Monday, December 2, 2013

Tobago Cays or Bust

 
We got up early and dingied into the boatyard at Carriacou to clear Customs. The night before we got all our clearance papers in order and found we’d overstayed our visas by about three days. Unsure as to how this would be handled, we envisioned spending our lives in a Grenadian dungeon or paying an outrageous fine.  Luckily the office was crowded with cruisers trying to clear out and the Customs guys were very mellow.  He seemed to ignore our overstayed visas but did mention we had overstayed our cruising permit by THREE MONTHS. OMG. Turns out we just had to pay the standard fee and we were on our way.

We had, as the British like to say, a fresh breeze (15 to 20 knots) on the short crossing to Union Island. Again the single-reefed main and genoa kept the boat on her feet.  We had much consternation about going to Union Island since this is near where s/v Rainbow suffered a vicious machete attack by three local teenagers. This obviously embarrassed the local government and one theory is Union Island should be a safe place for awhile.

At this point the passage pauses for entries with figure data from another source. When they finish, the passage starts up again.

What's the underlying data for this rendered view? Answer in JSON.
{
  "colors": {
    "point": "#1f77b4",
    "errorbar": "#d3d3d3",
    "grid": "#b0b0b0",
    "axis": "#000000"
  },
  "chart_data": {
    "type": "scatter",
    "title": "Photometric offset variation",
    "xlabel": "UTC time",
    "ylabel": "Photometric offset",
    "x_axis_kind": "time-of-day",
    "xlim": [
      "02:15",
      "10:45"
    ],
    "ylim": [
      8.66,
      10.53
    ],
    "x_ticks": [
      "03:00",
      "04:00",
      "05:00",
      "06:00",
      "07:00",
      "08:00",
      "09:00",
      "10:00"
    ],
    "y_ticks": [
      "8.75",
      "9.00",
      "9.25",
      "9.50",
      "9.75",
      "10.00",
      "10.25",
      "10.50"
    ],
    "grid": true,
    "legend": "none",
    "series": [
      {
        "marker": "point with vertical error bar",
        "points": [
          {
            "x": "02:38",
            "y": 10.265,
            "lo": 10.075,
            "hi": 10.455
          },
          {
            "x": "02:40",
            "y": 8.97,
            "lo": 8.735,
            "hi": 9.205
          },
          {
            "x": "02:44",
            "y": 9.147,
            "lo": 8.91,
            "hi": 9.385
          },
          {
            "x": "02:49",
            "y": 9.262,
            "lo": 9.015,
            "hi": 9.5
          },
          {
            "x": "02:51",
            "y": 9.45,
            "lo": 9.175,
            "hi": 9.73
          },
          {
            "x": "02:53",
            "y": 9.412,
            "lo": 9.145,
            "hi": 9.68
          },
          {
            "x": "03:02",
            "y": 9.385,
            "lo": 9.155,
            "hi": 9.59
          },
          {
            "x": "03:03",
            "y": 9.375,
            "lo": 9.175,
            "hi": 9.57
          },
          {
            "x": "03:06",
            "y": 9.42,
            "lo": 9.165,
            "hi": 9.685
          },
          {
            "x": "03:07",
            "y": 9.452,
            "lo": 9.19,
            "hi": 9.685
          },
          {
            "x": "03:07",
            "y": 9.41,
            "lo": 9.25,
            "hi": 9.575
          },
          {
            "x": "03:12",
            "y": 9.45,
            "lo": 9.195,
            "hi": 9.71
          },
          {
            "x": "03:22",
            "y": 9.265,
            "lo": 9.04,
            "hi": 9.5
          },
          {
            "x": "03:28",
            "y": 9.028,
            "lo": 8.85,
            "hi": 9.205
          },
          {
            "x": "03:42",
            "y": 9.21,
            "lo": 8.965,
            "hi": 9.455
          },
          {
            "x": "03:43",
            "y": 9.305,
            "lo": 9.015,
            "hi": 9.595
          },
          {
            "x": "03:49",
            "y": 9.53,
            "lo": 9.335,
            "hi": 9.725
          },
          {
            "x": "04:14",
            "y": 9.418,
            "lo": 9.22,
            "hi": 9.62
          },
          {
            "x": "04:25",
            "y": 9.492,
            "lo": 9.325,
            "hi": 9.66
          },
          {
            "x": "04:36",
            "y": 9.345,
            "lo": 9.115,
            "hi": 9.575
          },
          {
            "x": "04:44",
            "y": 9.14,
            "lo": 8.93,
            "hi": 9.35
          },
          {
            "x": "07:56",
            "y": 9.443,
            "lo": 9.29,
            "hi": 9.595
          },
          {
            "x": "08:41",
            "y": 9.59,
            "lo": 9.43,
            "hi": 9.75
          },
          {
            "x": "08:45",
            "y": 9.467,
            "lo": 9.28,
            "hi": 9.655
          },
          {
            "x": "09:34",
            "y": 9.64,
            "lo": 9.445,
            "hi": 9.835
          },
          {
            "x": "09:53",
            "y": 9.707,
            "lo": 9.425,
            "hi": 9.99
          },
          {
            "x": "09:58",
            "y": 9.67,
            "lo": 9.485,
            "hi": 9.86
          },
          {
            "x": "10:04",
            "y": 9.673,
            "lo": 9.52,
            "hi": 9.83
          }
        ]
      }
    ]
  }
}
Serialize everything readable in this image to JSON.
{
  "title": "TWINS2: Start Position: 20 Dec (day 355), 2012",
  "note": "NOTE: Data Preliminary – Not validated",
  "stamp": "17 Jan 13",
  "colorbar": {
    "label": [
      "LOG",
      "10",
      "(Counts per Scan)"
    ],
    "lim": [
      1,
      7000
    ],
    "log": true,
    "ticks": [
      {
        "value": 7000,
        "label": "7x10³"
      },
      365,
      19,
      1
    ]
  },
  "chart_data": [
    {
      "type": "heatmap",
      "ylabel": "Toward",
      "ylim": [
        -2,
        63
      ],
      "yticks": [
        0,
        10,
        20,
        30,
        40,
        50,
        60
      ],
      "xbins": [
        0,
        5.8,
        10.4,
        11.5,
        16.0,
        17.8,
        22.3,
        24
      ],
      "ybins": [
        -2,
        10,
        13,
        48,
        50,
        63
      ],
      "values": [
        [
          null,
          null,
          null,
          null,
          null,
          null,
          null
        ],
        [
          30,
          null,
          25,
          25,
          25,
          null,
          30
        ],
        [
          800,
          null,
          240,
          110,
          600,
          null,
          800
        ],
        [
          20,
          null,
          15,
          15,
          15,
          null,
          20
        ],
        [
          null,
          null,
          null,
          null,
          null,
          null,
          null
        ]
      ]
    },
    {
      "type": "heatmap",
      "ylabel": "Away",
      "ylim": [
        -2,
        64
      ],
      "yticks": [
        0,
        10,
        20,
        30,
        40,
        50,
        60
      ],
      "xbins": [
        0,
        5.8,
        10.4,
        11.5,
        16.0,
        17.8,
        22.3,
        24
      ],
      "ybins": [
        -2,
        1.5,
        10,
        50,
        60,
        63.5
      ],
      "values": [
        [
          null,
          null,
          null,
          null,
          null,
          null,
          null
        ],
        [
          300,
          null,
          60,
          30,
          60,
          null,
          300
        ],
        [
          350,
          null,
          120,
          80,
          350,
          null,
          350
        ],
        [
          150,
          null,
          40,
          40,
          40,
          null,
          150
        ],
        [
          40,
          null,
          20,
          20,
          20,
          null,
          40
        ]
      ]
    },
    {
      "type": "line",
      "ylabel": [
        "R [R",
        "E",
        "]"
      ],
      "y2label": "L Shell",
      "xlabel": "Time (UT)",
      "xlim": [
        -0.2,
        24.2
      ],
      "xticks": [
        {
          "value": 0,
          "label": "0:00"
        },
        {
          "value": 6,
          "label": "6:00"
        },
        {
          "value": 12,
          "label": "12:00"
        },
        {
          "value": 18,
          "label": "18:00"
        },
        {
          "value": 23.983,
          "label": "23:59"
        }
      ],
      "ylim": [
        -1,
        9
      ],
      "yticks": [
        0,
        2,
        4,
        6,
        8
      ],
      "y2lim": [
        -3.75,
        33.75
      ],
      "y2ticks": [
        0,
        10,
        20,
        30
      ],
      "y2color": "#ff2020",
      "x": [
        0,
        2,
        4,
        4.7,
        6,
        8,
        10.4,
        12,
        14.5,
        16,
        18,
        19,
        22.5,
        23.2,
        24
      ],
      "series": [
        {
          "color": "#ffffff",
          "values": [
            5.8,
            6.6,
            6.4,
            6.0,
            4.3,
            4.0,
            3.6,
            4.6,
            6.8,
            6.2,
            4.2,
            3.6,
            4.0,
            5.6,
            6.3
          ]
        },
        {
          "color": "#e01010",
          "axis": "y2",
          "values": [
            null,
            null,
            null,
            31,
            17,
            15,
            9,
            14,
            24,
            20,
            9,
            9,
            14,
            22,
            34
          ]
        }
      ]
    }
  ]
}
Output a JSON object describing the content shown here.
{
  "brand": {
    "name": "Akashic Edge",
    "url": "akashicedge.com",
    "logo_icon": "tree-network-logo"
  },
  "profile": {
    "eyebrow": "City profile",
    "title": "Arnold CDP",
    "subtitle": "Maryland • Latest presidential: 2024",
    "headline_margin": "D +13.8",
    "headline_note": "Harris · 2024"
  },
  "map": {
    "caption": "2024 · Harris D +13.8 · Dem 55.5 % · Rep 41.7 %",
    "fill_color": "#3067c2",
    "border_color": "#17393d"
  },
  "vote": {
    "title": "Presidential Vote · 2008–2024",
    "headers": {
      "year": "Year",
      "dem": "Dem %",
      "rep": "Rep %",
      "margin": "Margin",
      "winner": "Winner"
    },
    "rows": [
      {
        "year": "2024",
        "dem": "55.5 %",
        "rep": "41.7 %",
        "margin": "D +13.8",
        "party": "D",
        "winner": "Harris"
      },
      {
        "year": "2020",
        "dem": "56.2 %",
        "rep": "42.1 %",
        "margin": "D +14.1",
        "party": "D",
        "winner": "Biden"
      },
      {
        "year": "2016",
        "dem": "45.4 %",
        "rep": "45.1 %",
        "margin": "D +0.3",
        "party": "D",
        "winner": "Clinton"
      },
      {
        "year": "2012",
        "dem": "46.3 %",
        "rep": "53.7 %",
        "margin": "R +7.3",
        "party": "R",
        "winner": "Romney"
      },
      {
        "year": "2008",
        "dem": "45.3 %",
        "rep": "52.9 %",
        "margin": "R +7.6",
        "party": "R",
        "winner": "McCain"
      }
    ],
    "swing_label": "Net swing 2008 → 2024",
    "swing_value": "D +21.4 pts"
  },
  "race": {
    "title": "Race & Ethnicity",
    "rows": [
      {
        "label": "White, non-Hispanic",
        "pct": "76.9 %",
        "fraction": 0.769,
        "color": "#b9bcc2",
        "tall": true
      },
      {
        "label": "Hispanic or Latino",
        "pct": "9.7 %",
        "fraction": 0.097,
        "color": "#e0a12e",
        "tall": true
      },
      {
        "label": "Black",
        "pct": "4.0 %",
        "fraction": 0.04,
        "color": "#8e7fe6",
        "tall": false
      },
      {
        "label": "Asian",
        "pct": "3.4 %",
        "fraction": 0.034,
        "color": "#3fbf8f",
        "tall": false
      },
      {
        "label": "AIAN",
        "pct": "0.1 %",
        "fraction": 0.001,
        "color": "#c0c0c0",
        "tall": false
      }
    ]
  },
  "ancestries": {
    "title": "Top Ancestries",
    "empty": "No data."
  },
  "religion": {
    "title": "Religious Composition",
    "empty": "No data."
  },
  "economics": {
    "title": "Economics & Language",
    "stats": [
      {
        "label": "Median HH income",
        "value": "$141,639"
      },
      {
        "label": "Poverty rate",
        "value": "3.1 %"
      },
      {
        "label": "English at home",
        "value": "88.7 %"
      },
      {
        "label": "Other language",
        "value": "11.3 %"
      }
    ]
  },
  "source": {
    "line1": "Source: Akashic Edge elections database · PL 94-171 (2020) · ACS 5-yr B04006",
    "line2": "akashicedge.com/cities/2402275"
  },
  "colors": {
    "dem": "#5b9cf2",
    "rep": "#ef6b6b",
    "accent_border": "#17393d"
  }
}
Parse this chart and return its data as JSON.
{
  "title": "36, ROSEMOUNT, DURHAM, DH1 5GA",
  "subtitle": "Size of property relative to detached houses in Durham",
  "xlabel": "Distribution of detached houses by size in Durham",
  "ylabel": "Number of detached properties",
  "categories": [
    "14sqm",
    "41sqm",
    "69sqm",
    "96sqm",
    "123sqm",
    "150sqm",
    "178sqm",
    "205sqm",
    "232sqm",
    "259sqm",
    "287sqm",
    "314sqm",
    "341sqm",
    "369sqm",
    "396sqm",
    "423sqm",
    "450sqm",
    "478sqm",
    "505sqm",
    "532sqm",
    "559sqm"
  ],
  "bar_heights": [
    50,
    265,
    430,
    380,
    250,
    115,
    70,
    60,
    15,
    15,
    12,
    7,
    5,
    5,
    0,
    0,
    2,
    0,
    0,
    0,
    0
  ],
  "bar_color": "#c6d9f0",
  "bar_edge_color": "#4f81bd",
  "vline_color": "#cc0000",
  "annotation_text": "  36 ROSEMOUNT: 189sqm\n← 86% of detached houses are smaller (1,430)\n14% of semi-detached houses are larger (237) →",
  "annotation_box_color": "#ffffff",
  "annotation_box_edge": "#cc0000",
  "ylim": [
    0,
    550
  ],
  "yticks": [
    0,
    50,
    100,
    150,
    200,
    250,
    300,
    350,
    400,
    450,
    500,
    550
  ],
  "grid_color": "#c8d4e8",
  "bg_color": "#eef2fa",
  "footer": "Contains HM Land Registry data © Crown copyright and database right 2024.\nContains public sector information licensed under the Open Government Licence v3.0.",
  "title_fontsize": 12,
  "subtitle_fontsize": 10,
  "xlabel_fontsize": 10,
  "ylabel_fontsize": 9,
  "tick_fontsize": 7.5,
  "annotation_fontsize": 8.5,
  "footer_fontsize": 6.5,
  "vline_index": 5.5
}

In most harbors the boat boys rush out to meet you, sometimes in speedboats, sometimes rowboats, and sometimes paddleboards.
We anchored in the small harbor at Clifton and immediately had a boat boy approach the boat to offer us a mooring buoy. We anchored, but did take him up on his offer to ferry us into shore so we could go to Customs. Unfortunately when he opened the pelican hook to our lifelines the pin sprang out, did a double gainer before hitting the deck and then bounced into the ocean. Things to fix number 7?

Bucky turned out to be a good guy and took us into shore where we took a short walk to the airport to clear Customs. The Customs guys were friendly and efficient, despite our having to fill out the obligatory forms. Back at the dock Bucky was waiting for us and ferried us back to Flying Cloud. So much for our hopefully unfounded fear of Union Island.

Beautiful downtown Clifton, with a nasty fringing reef all the way around.

Leaving Union Island you have to take a long looping left turn to avoid the fringing reef, then a (what else) close reach around the Mayreau Island to the safer northern approach which avoids the numerous reefs surrounding Tobago Cays. Much to our surprise when we rounded the northeast corner of Mayreau there was a huge six-masted sailing ship, the Club Med 2, at anchor.  It’s actually a big cruise ship with a somewhat functional sailing rig. Anchored just outside the Tobago Cays National Park, the ship disgorged hundreds of fun seekers to the local beaches. After just being around cruisers for the last six months it was interesting to see real (and very white but soon to be sunburned) people again.

Since we were approaching the Cays from the north, or back side, we couldn’t see the actual area until we rounded the northeast corner of Petite Rameau, where we were presented with a sea of masts from all the anchored boats.  Horseshoe Reef surrounds the Cays in a full semi-circle, so there were lots of protected places to anchor, but it was still very crowded (I later talked to a local and he said “Oh mon, dis is empty right now.”) We anchored too close to a French boat (how appropriate), got the Hatch Hoody and rain catcher up and moved the boom to leeward so the sun would hit the solar panels, then grabbed our books and relaxed.

The charter boats seem to like to anchor right next to one another. Between them and the island is the turtle preserve where we plan on snorkeling tomorrow.

Since it’s December and the start of the cruising season, a majority of the boats were charters out of St. Lucia. You could tell by all the white, white bodies on board and their urgency to jump in the water as soon as their boats anchored. They have way too much energy to be cruisers.

Soon a boat boy named Mr. Quality motored up and asked if we wanted any fresh baguettes or banana bread in the morning. We said yes and yes (but we should have asked the price first). Later another boat boy came around and we bought some fresh caught dorado which he cut into steaks for us.

Now we really felt like we were cruising again.